There is no concrete evidence on how this practice might have impacted the development of St. Anthony Park, except for the suspicion that it contributed to the neighborhood’s remaining overwhelmingly white into the 1990s. That seems to be the time then when an important change began to take place. That’s the good news about our neighborhood today.

In the fine history of St. Anthony Park, written by former Macalester College geography professor David A. Lanegran (and reprinted by Adam Granger) you will notice there is only one definitive picture of an African American in the whole book.

I researched the census records for St. Anthony Park (1960) and then ZIP codes 55108 and 55114 for 1970 through 2020. When I did, I saw a very definite trend when it came to the presence of people of color in north and south St. Anthony Park. We are no longer the Park of 1960.

As Ramsey County has increased in diversity, St. Anthony Park has played catch-up. By the time our kids were students at St. Anthony Park Elementary and Murray Middle School; they were in very different environments during the day than when they came home. The schools were much more diverse than the neighborhood.

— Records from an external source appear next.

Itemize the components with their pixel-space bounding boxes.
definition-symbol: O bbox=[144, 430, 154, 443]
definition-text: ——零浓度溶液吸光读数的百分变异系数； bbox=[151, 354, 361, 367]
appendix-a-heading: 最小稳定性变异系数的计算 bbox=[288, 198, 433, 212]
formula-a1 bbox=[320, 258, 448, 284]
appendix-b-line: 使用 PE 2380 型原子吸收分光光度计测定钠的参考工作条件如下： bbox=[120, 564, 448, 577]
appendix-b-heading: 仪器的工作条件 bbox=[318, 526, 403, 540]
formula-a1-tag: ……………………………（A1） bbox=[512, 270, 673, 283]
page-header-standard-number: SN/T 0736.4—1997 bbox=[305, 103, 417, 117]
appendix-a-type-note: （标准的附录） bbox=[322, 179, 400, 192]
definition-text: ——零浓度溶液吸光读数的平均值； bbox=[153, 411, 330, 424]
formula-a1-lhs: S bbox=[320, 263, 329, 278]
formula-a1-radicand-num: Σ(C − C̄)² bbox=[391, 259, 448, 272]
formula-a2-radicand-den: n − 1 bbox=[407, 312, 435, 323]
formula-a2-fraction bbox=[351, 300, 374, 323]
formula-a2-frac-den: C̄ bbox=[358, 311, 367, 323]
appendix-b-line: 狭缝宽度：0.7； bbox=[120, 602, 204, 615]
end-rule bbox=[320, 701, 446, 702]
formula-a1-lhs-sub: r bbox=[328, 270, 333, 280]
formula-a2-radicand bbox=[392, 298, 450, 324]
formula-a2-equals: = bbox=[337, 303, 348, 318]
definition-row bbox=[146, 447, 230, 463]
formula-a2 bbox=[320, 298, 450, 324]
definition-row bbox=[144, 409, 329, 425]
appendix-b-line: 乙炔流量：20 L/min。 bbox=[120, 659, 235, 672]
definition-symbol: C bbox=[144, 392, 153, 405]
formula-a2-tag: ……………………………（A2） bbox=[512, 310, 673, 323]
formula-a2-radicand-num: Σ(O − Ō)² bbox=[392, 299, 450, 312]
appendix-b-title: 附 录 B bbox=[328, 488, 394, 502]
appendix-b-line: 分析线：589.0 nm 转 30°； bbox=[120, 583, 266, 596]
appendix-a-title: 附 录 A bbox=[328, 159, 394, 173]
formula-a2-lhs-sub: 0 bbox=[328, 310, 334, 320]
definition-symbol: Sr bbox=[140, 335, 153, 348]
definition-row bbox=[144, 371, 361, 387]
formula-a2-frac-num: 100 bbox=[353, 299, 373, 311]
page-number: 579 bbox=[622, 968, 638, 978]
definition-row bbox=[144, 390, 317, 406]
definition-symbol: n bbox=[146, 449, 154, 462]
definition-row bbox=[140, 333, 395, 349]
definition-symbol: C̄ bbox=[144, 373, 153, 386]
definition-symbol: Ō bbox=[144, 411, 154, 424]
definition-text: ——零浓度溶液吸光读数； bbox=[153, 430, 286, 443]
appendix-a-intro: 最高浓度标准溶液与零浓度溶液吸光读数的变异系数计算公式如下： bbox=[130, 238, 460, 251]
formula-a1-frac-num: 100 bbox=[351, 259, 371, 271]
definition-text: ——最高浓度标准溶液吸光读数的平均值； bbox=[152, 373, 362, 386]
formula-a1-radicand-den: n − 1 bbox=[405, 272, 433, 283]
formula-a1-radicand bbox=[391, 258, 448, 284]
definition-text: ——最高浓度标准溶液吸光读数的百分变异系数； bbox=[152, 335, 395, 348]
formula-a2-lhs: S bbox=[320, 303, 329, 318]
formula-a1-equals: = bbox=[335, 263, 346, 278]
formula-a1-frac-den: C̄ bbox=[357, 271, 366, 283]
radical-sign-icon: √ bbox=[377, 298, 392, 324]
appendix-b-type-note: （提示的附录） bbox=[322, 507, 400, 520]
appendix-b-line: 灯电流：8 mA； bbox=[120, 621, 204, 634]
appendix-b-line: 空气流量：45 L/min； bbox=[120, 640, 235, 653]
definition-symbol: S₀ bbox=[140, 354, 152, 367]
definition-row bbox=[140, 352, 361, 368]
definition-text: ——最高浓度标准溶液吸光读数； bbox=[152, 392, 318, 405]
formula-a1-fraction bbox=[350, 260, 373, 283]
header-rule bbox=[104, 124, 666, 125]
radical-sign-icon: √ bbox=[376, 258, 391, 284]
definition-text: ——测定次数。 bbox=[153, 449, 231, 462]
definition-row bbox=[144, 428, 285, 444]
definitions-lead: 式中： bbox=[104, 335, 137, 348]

Our children noticed the difference.

In 1960 St. Anthony Park had 1 percent people of color. North St. Anthony Park had 3 percent people of color in 1970, 7 percent in 1980, 13 percent in 1990 and 20 percent in 2000. Today, it has more than 25 percent people of color.

And south St. Anthony Park had 33 percent people of color as of 2019.

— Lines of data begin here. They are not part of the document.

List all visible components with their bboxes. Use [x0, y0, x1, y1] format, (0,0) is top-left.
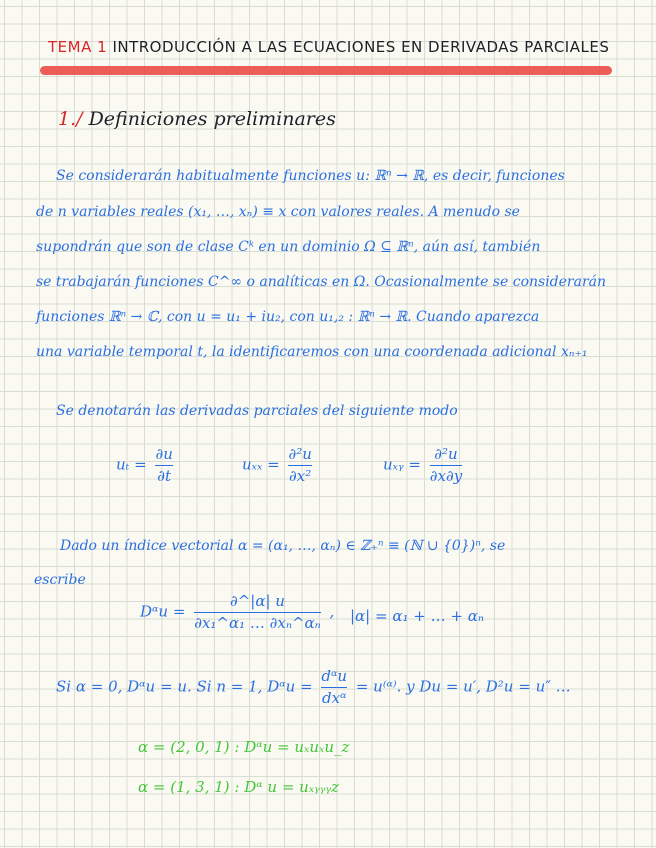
multi-abs: |α| = α₁ + … + αₙ: [350, 607, 484, 625]
si-line-b: = u⁽ᵅ⁾. y Du = u′, D²u = u″ …: [355, 677, 571, 696]
uxx-lhs: uₓₓ =: [242, 455, 280, 474]
paragraph1-line4: se trabajarán funciones C^∞ o analíticas en Ω. Ocasionalmente se considerarán: [36, 274, 607, 290]
multi-fraction: [194, 593, 321, 632]
paragraph1-line2: de n variables reales (x₁, …, xₙ) ≡ x con valores reales. A menudo se: [36, 204, 520, 220]
si-fraction: [321, 668, 347, 707]
uxy-fraction-bar: [430, 465, 462, 467]
example-2: α = (1, 3, 1) : Dᵅ u = uₓᵧᵧᵧz: [138, 778, 339, 796]
paragraph2: Se denotarán las derivadas parciales del siguiente modo: [56, 403, 458, 419]
paragraph3-line2: escribe: [34, 572, 86, 588]
title-text: INTRODUCCIÓN A LAS ECUACIONES EN DERIVADAS PARCIALES: [112, 38, 610, 56]
si-denominator: dxᵅ: [322, 689, 347, 707]
uxx-fraction-bar: [288, 465, 311, 467]
example-1: α = (2, 0, 1) : Dᵅu = uₓuₓu_z: [138, 738, 350, 756]
page-title: [48, 38, 609, 56]
ut-numerator: ∂u: [155, 445, 173, 463]
derivative-uxy: [383, 446, 466, 485]
ut-fraction-bar: [155, 465, 172, 467]
si-fraction-bar: [321, 687, 347, 689]
ut-denominator: ∂t: [157, 467, 172, 485]
uxx-numerator: ∂²u: [288, 445, 312, 463]
multi-comma: ,: [329, 602, 335, 621]
ut-fraction: [155, 446, 172, 485]
multi-index-derivative: [140, 593, 334, 632]
uxy-denominator: ∂x∂y: [429, 467, 463, 485]
si-line-a: Si α = 0, Dᵅu = u. Si n = 1, Dᵅu =: [56, 677, 313, 696]
paragraph1-line3: supondrán que son de clase Cᵏ en un dominio Ω ⊆ ℝⁿ, aún así, también: [36, 239, 541, 255]
uxy-numerator: ∂²u: [434, 445, 458, 463]
multi-lhs: Dᵅu =: [140, 602, 186, 621]
multi-numerator: ∂^|α| u: [229, 592, 285, 610]
derivative-uxx: [242, 446, 316, 485]
paragraph3-line1: Dado un índice vectorial α = (α₁, …, αₙ) ∈ ℤ₊ⁿ ≡ (ℕ ∪ {0})ⁿ, se: [60, 538, 506, 554]
ut-lhs: uₜ =: [116, 455, 147, 474]
uxy-lhs: uₓᵧ =: [383, 455, 421, 474]
derivative-ut: [116, 446, 177, 485]
uxy-fraction: [430, 446, 462, 485]
uxx-denominator: ∂x²: [289, 467, 312, 485]
multi-fraction-bar: [194, 612, 321, 614]
si-numerator: dᵅu: [321, 667, 348, 685]
section-heading: [58, 108, 336, 130]
section-number: 1./: [58, 108, 83, 130]
multi-denominator: ∂x₁^α₁ … ∂xₙ^αₙ: [194, 614, 321, 632]
section-label: Definiciones preliminares: [88, 108, 336, 130]
paragraph1-line1: Se considerarán habitualmente funciones u: ℝⁿ → ℝ, es decir, funciones: [56, 168, 565, 184]
uxx-fraction: [288, 446, 311, 485]
si-line: [56, 668, 571, 707]
title-underline: [40, 66, 612, 75]
paragraph1-line5: funciones ℝⁿ → ℂ, con u = u₁ + iu₂, con u₁,₂ : ℝⁿ → ℝ. Cuando aparezca: [36, 309, 540, 325]
paragraph1-line6: una variable temporal t, la identificaremos con una coordenada adicional xₙ₊₁: [36, 344, 588, 360]
title-tema: TEMA 1: [48, 38, 108, 56]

Today, we can choose to eat a meal at Nico’s or Karta Thai. We find employees of color at Nico’s, Karta Thai, the Finnish Bistro, the hardware store and Sunrise Banks.

We have an Equity Committee as part of our District 12 Community Council. It seems our increasing ethnic diversity is not hurting but helping the continuing rejuvenation of our wonderful neighborhood.

St. Anthony Park is no longer an all-white enclave. Our students no longer see the stark disparity between their neighborhood and their school. St. Anthony Park has made progress, but more needs to be made.

The future of our country and world is one of greater diversity. We must build a strong, diverse St. Anthony Park neighborhood for the sake of our children, in which the many are one for the greater good of all.

Our early developer Charles Pratt hoped to build a neighborhood with strong community spirit that valued family, faith and nature.

Today, we still have such a community, only it’s becoming more diverse. 

Grant Abbott lives in St. Anthony Park and is former rector at St. Matthew’s Episcopal Church and a past board member of the Park Bugle.